# Tuck Stitch Baby Blankets



## Beth Standing (Mar 22, 2011)

Looking for nice Tuck Stitch patterns any suggestions please saw some in knitwits but not sure if they would knit on 881xBeth


----------



## boots (Jan 24, 2011)

Beth, I have patterns for tuck stitch blankets and will get back with you today.


----------



## KateWood (Apr 30, 2011)

Hi Beth,

I sent you a pm...


----------



## Grapejelli (Apr 3, 2011)

Just what is tuck stitch?


----------



## boots (Jan 24, 2011)

boots said:


> Beth, I have patterns for tuck stitch blankets and will get back with you today.

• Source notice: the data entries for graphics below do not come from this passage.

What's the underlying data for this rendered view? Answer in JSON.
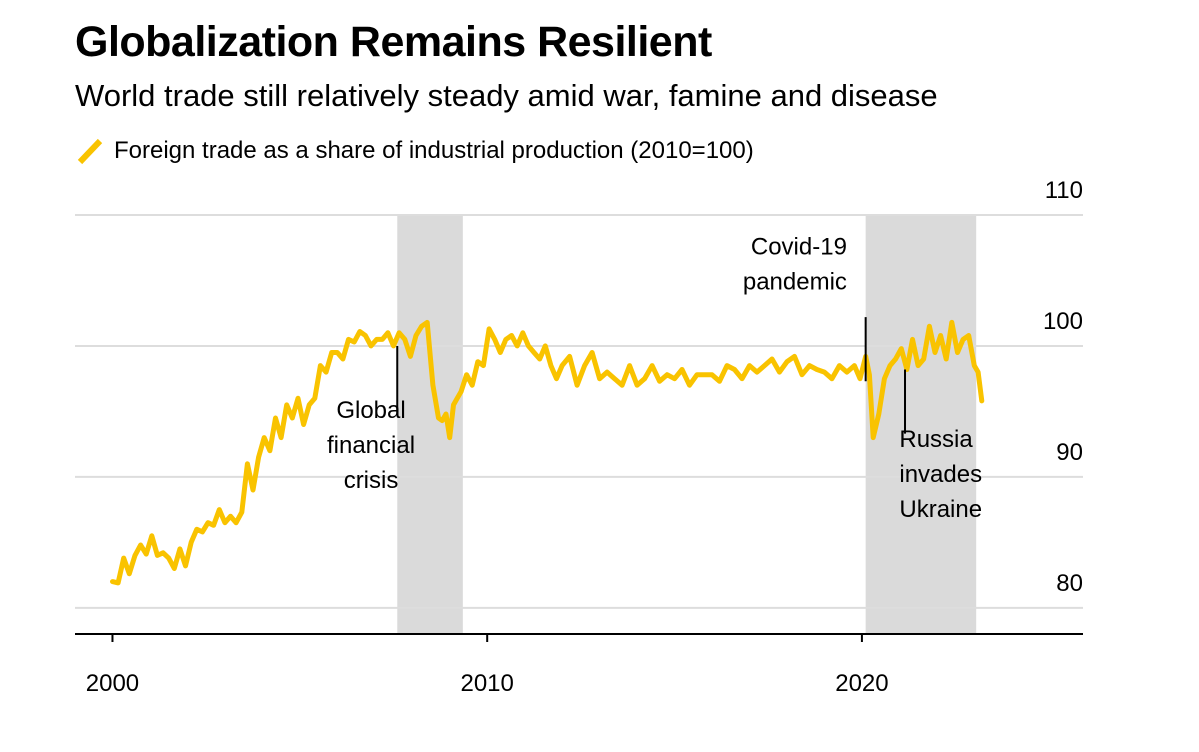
{
  "header": {
    "title": "Globalization Remains Resilient",
    "subtitle": "World trade still relatively steady amid war, famine and disease"
  },
  "legend": {
    "label": "Foreign trade as a share of industrial production (2010=100)"
  },
  "colors": {
    "series": "#f9c300",
    "shade": "#dadada",
    "grid": "#dddddd",
    "axis": "#000000"
  },
  "chart_data": {
    "type": "line",
    "title": "Globalization Remains Resilient",
    "subtitle": "World trade still relatively steady amid war, famine and disease",
    "xlabel": "",
    "ylabel": "",
    "xlim": [
      1999,
      2025.9
    ],
    "ylim": [
      78,
      110
    ],
    "y_axis_side": "right",
    "grid": true,
    "legend_placement": "top-left",
    "x_ticks": [
      {
        "x": 2000,
        "label": "2000"
      },
      {
        "x": 2010,
        "label": "2010"
      },
      {
        "x": 2020,
        "label": "2020"
      }
    ],
    "y_ticks": [
      {
        "y": 110,
        "label": "110"
      },
      {
        "y": 100,
        "label": "100"
      },
      {
        "y": 90,
        "label": "90"
      },
      {
        "y": 80,
        "label": "80"
      }
    ],
    "shaded_periods": [
      {
        "start": 2007.6,
        "end": 2009.35
      },
      {
        "start": 2020.1,
        "end": 2023.05
      }
    ],
    "annotations": [
      {
        "lines": [
          "Global",
          "financial",
          "crisis"
        ],
        "x": 2007.6,
        "y_from": 100.0,
        "y_to": 94.7,
        "text_x": 2006.9,
        "text_y": 94.5,
        "align": "middle"
      },
      {
        "lines": [
          "Covid-19",
          "pandemic"
        ],
        "x": 2020.1,
        "y_from": 97.3,
        "y_to": 102.2,
        "text_x": 2019.6,
        "text_y": 107.0,
        "align": "end"
      },
      {
        "lines": [
          "Russia",
          "invades",
          "Ukraine"
        ],
        "x": 2021.15,
        "y_from": 98.2,
        "y_to": 93.3,
        "text_x": 2021.0,
        "text_y": 92.3,
        "align": "start"
      }
    ],
    "series": [
      {
        "name": "Foreign trade as a share of industrial production (2010=100)",
        "x": [
          2000.0,
          2000.15,
          2000.3,
          2000.45,
          2000.6,
          2000.75,
          2000.9,
          2001.05,
          2001.2,
          2001.35,
          2001.5,
          2001.65,
          2001.8,
          2001.95,
          2002.1,
          2002.25,
          2002.4,
          2002.55,
          2002.7,
          2002.85,
          2003.0,
          2003.15,
          2003.3,
          2003.45,
          2003.6,
          2003.75,
          2003.9,
          2004.05,
          2004.2,
          2004.35,
          2004.5,
          2004.65,
          2004.8,
          2004.95,
          2005.1,
          2005.25,
          2005.4,
          2005.55,
          2005.7,
          2005.85,
          2006.0,
          2006.15,
          2006.3,
          2006.45,
          2006.6,
          2006.75,
          2006.9,
          2007.05,
          2007.2,
          2007.35,
          2007.5,
          2007.65,
          2007.8,
          2007.95,
          2008.1,
          2008.25,
          2008.4,
          2008.55,
          2008.7,
          2008.8,
          2008.9,
          2009.0,
          2009.1,
          2009.2,
          2009.3,
          2009.45,
          2009.6,
          2009.75,
          2009.9,
          2010.05,
          2010.2,
          2010.35,
          2010.5,
          2010.65,
          2010.8,
          2010.95,
          2011.1,
          2011.25,
          2011.4,
          2011.55,
          2011.7,
          2011.85,
          2012.0,
          2012.2,
          2012.4,
          2012.6,
          2012.8,
          2013.0,
          2013.2,
          2013.4,
          2013.6,
          2013.8,
          2014.0,
          2014.2,
          2014.4,
          2014.6,
          2014.8,
          2015.0,
          2015.2,
          2015.4,
          2015.6,
          2015.8,
          2016.0,
          2016.2,
          2016.4,
          2016.6,
          2016.8,
          2017.0,
          2017.2,
          2017.4,
          2017.6,
          2017.8,
          2018.0,
          2018.2,
          2018.4,
          2018.6,
          2018.8,
          2019.0,
          2019.2,
          2019.4,
          2019.6,
          2019.8,
          2019.95,
          2020.1,
          2020.2,
          2020.3,
          2020.45,
          2020.6,
          2020.75,
          2020.9,
          2021.05,
          2021.2,
          2021.35,
          2021.5,
          2021.65,
          2021.8,
          2021.95,
          2022.1,
          2022.25,
          2022.4,
          2022.55,
          2022.7,
          2022.85,
          2023.0,
          2023.1,
          2023.2
        ],
        "values": [
          82.0,
          81.9,
          83.8,
          82.6,
          84.0,
          84.8,
          84.1,
          85.5,
          84.0,
          84.2,
          83.8,
          83.0,
          84.5,
          83.2,
          85.0,
          86.0,
          85.8,
          86.5,
          86.3,
          87.5,
          86.5,
          87.0,
          86.5,
          87.3,
          91.0,
          89.0,
          91.5,
          93.0,
          92.0,
          94.5,
          93.0,
          95.5,
          94.5,
          96.0,
          94.0,
          95.5,
          96.0,
          98.5,
          98.0,
          99.5,
          99.5,
          99.0,
          100.5,
          100.3,
          101.1,
          100.8,
          100.0,
          100.5,
          100.5,
          101.0,
          100.0,
          101.0,
          100.5,
          99.2,
          100.8,
          101.5,
          101.8,
          97.0,
          94.5,
          94.3,
          94.8,
          93.0,
          95.5,
          96.0,
          96.5,
          97.8,
          97.0,
          98.8,
          98.5,
          101.3,
          100.5,
          99.5,
          100.5,
          100.8,
          100.0,
          101.0,
          100.0,
          99.5,
          99.0,
          100.0,
          98.5,
          97.5,
          98.5,
          99.2,
          97.0,
          98.5,
          99.5,
          97.5,
          98.0,
          97.5,
          97.0,
          98.5,
          97.0,
          97.5,
          98.5,
          97.3,
          97.8,
          97.5,
          98.2,
          97.0,
          97.8,
          97.8,
          97.8,
          97.3,
          98.5,
          98.2,
          97.5,
          98.5,
          98.0,
          98.5,
          99.0,
          98.0,
          98.8,
          99.2,
          97.8,
          98.5,
          98.2,
          98.0,
          97.5,
          98.5,
          98.0,
          98.5,
          97.5,
          99.2,
          97.8,
          93.0,
          94.8,
          97.5,
          98.5,
          99.0,
          99.8,
          98.2,
          100.5,
          98.5,
          99.0,
          101.5,
          99.5,
          100.8,
          99.0,
          101.8,
          99.5,
          100.5,
          100.8,
          98.5,
          98.0,
          95.8
        ]
      }
    ]
  }
}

Okay, Beth, this may work for you. Be sure to click on the pattern card at the bottom of this link page:
http://www.eileenmontgomery.com/freebies/patterns/tuckpc.html


----------



## KateWood (Apr 30, 2011)

Grapejelli said:


> Just what is tuck stitch?


In machine knitting when the knitting carriage is set to knit a tuck pattern, yarn will be laid into all the needle hooks. The stitches selected to knit will knit, the stitches selected for tucking will not knit off the needles. The yarn remains as loops on top of the existing stitches, carried up usually 2-6 rows, (a needle will then have 2-6 loops on it) till the pattern selects the stitch to knit. Tucked stitches form well defined patterns in the knitting. You can view some pictures of knitting machine tuck stitch patterns on this site;
http://dragonflydesignsknitwear.com/Brother_Knitting_Mags.html

Open the basic patterns file to view some of the patterns a brother knitting machine is capable of knitting.


----------



## Beth Standing (Mar 22, 2011)

Boots and Kate.Thank youxBeth


----------



## brenda m (Jun 2, 2011)

many of the tuck stitches can also be used double bed with finer yarn. the Card 3 book has quite a few designs that can be created with that one card. A friend and I split the designs and did samples for our knitting group some years ago


----------



## Laurelbee (May 5, 2011)

Hey! those sites are just too good! I have been sitting here at the computor for nearly 2 hours just looking through eileen montgomery and dragonfly sites. I don't really have time like this to sit here. Thank you so much for posting them. I think I have found what I want to wear to my grandson's wedding next month. Just have to find the right yarn now.xxx


----------



## Beth Standing (Mar 22, 2011)

Kate that is brilliant, how do I know which are the ones I can use for tuck and not garter carriage?xBeth


----------



## Alfreda (Mar 22, 2011)

http://www.crochetpatterncentral.com/directory/tunisian_crochet.php


----------



## KateWood (Apr 30, 2011)

Beth Standing said:


> Kate that is brilliant, how do I know which are the ones I can use for tuck and not garter carriage?xBeth


To determine if a pattern may be used for a tuck stitch, look for an eon repeat. At the most only two adjacent needles can tuck on a row, then a st must be knit before another st may tuck. If more than two adjacent needles are selected to tuck, the sts will jump off the needles creating quite a MESS...


----------